Monday, July 02, 2007

What's my job again?

So I constantly get asked what my job is and what exactly it is I do... even my one friend that works in the same facility (not my office though) had no clue what my job entails without further explanation. All he knew was that he'd walk in my office and see me pecking away at a keyboard all the time - if I'm busy I'm all over the place, but there's definitely a bunch of down time or prep time in this job depending on the time of year which sees me in front of a computer. Of course then there's my job title itself - Coordinator of International Relations. Could it be more vague? I mean sure it's accurate, in the sense that statements like "I eat food" or "on weekends I like to do stuff" are accurate, but knowing my job title doesn't really clear things up regarding what I do from 9-5, or sometimes 1-9 on the daily. It really is a rather random job though that has me all over the place at times.... coordinating international relations. Among CIRs across the country that I've spoken to however, it sounds like my office is definitely an exception as I don't hear stories of hula cowboys or cosplay photoshoots or salsa on the water from many others.

So I thought I'd share a story about one of the more bizarre functions that I perform. You see, in my time here I've found that if someone comes to my office and wants to speak English, that's actually part of my job. I thought it was sort of weird at first, but they've told me to just go and talk to people - sort of like a rent-a-friend one on one English club of my very own. Woo. I get random guests coming to visit every now and then, ranging from foreign residents, to students that want to study abroad or already have, to an old guy that retired and moved to the Philippines, to some goofy tall guy that came in wearing a cowboy hat and boots to go with his Johnny Cash bolo tie and all black suit, and most recently to a group of middle-aged women, which in Japanese I refer to as baachans, that have their own little baachan English club where they talk about baachan things. They have commissioned me to give a speech for them on Maryland next week actually, but that's not the interesting part.

The interesting part is the head baachan. Her English really isn't that bad actually - she's a tour guide out in Matsushima, a tourist attraction not too far from here, and does tours in English and translates tourist info sometimes. The funny thing about talking to baachans in English though is that they are totally Japanese about it, which among other things means acting all super-impressed at everything you say or do while showering you in meaningless compliments and asking me if it's ok before doing anything. She has complimented me on not only my Japanese, but also mysteriously on my English... because I have a spectacular American accent. Baachans are like the social equivalents to the guy on acid that's amused by fast moving objects with bright shiny colors - doesn't take much to impress them. If they see me use chopsticks to eat sushi while drinking green tea their heads might explode.

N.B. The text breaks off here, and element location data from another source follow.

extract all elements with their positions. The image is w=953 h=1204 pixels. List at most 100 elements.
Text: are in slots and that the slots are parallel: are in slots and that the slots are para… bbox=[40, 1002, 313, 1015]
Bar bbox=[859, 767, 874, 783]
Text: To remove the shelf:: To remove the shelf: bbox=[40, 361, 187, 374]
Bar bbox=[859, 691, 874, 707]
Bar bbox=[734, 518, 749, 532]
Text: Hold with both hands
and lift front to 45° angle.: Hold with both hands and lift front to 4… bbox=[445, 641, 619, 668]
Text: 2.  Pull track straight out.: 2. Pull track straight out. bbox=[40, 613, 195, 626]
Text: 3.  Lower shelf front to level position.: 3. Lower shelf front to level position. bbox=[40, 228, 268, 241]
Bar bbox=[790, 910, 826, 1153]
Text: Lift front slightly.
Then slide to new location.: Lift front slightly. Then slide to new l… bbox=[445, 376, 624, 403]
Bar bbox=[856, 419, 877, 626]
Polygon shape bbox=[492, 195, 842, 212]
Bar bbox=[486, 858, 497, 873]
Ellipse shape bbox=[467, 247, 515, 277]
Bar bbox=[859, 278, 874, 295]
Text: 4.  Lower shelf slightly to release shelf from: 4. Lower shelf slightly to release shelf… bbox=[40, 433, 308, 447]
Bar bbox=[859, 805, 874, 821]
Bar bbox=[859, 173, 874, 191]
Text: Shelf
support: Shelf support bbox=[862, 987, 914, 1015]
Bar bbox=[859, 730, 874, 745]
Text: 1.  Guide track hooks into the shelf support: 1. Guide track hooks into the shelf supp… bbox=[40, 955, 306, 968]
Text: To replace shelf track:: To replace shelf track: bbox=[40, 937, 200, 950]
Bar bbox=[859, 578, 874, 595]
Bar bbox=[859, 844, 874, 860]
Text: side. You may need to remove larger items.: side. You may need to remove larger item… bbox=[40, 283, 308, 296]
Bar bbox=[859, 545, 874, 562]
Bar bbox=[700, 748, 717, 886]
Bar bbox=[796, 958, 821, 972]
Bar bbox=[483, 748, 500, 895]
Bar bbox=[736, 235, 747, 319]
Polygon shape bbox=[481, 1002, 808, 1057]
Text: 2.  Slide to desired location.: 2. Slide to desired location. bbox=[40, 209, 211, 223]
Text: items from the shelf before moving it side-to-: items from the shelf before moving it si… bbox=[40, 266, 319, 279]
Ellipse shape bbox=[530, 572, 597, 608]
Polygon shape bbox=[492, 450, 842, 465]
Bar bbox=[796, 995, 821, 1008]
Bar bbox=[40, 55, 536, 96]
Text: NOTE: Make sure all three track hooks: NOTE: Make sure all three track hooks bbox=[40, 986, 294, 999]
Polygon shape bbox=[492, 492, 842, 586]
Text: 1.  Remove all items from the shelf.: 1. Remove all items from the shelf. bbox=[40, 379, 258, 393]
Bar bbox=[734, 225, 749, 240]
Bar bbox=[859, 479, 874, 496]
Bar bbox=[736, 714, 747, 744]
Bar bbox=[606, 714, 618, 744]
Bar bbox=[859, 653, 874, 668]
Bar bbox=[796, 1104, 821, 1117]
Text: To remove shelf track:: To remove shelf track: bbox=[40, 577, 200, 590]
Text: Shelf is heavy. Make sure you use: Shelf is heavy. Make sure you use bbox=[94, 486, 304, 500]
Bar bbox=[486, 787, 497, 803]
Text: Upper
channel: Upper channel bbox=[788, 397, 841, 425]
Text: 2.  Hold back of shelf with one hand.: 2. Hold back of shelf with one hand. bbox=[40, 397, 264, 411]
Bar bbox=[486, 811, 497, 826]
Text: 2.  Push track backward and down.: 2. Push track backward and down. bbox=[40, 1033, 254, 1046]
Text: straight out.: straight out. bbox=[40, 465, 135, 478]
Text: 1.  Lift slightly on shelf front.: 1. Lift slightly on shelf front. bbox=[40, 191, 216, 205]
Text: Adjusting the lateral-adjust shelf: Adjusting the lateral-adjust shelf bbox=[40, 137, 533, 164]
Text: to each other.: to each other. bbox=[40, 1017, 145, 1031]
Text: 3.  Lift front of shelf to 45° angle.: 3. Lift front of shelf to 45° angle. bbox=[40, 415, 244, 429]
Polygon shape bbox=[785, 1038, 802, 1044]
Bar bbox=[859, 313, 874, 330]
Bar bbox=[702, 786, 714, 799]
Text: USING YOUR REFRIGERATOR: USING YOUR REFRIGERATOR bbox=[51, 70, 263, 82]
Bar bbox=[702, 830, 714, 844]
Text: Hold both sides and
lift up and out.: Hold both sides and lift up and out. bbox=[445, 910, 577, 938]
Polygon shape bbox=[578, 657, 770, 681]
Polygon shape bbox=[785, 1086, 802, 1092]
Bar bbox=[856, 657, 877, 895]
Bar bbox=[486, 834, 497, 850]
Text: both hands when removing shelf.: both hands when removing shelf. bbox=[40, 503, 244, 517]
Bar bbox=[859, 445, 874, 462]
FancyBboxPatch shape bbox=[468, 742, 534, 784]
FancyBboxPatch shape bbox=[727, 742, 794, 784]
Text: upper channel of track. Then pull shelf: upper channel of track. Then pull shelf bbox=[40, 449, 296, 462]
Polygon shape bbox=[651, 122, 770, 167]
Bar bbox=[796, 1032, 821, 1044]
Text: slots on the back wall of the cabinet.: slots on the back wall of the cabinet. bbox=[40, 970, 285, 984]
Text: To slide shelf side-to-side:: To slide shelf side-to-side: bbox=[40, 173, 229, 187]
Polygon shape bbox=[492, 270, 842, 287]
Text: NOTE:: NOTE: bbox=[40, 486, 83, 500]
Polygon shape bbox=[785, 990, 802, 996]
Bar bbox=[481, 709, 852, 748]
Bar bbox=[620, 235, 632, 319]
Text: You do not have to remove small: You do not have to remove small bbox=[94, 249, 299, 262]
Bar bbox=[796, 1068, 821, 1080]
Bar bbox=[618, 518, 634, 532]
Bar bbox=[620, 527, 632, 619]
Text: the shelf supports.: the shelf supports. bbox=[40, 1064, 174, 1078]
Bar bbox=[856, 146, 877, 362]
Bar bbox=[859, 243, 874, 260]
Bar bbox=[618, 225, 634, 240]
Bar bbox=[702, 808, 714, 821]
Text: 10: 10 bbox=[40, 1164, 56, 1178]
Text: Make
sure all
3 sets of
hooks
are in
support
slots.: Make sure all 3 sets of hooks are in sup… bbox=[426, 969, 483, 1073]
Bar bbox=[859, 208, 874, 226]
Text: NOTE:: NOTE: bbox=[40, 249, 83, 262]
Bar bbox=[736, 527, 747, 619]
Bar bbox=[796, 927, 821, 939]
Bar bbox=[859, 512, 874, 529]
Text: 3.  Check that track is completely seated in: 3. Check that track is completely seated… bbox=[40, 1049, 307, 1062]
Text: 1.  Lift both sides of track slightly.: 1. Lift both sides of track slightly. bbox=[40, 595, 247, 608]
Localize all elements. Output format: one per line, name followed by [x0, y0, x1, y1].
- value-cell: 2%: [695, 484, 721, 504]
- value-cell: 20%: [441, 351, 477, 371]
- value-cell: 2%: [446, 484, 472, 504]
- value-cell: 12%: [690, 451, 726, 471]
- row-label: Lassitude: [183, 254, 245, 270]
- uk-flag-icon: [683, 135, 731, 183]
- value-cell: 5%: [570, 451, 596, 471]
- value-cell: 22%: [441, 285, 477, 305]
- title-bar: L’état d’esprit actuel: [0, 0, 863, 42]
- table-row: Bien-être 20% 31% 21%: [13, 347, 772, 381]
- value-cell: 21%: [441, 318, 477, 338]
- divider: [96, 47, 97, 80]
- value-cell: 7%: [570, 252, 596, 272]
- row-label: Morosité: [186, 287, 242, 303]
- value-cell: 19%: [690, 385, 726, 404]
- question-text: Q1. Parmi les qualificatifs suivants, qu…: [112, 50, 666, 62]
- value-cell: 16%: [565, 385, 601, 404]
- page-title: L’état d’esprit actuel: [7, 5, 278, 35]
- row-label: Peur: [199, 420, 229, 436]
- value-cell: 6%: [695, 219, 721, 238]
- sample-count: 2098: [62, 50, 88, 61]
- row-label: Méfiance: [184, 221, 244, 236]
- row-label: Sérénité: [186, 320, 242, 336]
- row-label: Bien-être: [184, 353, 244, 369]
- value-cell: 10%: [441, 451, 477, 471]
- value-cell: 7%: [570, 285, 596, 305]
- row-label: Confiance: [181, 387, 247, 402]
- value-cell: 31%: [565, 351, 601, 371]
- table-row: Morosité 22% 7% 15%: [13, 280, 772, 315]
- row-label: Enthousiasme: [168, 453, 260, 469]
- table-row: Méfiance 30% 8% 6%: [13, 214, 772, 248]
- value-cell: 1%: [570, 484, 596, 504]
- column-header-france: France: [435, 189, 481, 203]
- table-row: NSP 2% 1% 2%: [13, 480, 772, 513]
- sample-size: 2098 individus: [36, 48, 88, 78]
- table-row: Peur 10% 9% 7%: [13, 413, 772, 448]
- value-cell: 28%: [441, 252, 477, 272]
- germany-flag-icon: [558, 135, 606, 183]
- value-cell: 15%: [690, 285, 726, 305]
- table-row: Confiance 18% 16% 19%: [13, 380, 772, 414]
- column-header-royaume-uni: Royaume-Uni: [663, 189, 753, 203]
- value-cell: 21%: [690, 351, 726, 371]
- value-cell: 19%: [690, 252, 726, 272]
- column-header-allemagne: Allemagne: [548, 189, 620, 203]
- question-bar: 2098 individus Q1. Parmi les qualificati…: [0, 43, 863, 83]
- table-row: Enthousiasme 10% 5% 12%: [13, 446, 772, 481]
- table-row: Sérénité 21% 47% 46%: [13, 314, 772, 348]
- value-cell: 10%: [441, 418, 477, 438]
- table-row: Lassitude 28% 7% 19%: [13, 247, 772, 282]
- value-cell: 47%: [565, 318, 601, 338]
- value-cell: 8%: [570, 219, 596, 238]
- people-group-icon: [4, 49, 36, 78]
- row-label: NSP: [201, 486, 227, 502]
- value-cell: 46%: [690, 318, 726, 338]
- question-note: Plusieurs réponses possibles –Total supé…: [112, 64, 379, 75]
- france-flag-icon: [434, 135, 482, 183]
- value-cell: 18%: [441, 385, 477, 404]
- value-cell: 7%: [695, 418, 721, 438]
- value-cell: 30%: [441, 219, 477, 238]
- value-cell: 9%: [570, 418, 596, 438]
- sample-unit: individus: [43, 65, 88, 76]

So this particular baachan, the baachan boss if you will, called me up one day. I thought she wanted to confirm some things as I had just sent her the title for my speech, but she just starts going on and on about totally unrelated stuff which I had no clue about. She went on for about a good half hour about this guy she knew and the missionaries in my town and some other random stuff which I've probably just mentally blocked at this point. Basically, she just wanted someone to talk to in English. Then for whatever reason I agree to help her with some translation with Buddhas and shiny scepters and stuff - fax it off and sure enough, her comes the phonecall.

The last call I got from her though was totally out of the blue and absolutely puts all the rest to shame. So she calls up last week for apparently no reason whatsoever, and recounts a harrowing tale of her struggles at a local middle school. She prefaces this story with the disclaimer that she hurt her shoulder and was at first too embarrased to share it with her physician why, but apparently felt perfectly fine telling me, a complete stranger whom she just met a whole month prior. I've found that some Japanese will share stuff with you before other Japanese people since they figure there's less of a chance of you telling people they know or something. It seriously sounded like she had scripted this speech out - sounded way too rehearsed but hilarious nonetheless.

First she tells me that she teaches some Canadian exchange students Japanese at the middle school - ok, fine. And apparently the principal of said school told her to use the handicapped bathroom when she needs to since it's the cleanest. This particular day however, she used the girls bathroom on the 2nd floor since she was up there for her class. Sounds normal enough. So all the stalls are full since they're between classes, so she waits. A stall opens up, but the door to said stall is looking a little iffy. It's a little crooked and she has trouble getting it closed. Uh-oh. After a slight struggle, she gets the door closed and goes about her business. Upon completion, she has a little trouble getting the door open again. Oh no, what to do? She yells for help, but everyone's now in class and can't hear her calls. I'm biting my lip at this point as she verbally acts out the scene through the receiver. Now next, she said she attempted to climb over the door but got stuck, then whacked her shoulder but finally got over. I was trying soooo hard not to laugh at this point - I mean, first of all who does this happen to, and more importantly WHY WOULD SHE CALL ME TO TALK ABOUT IT??? In exscrutiating detail, in English no less!!

But hey, that's my job right? Sure. I have other functions, but this has to be one of the more bizarre ones - English speaker, extraordinaire. I seriously do get the impression that they just pay me to be the white guy sometimes. Meh, it's a living.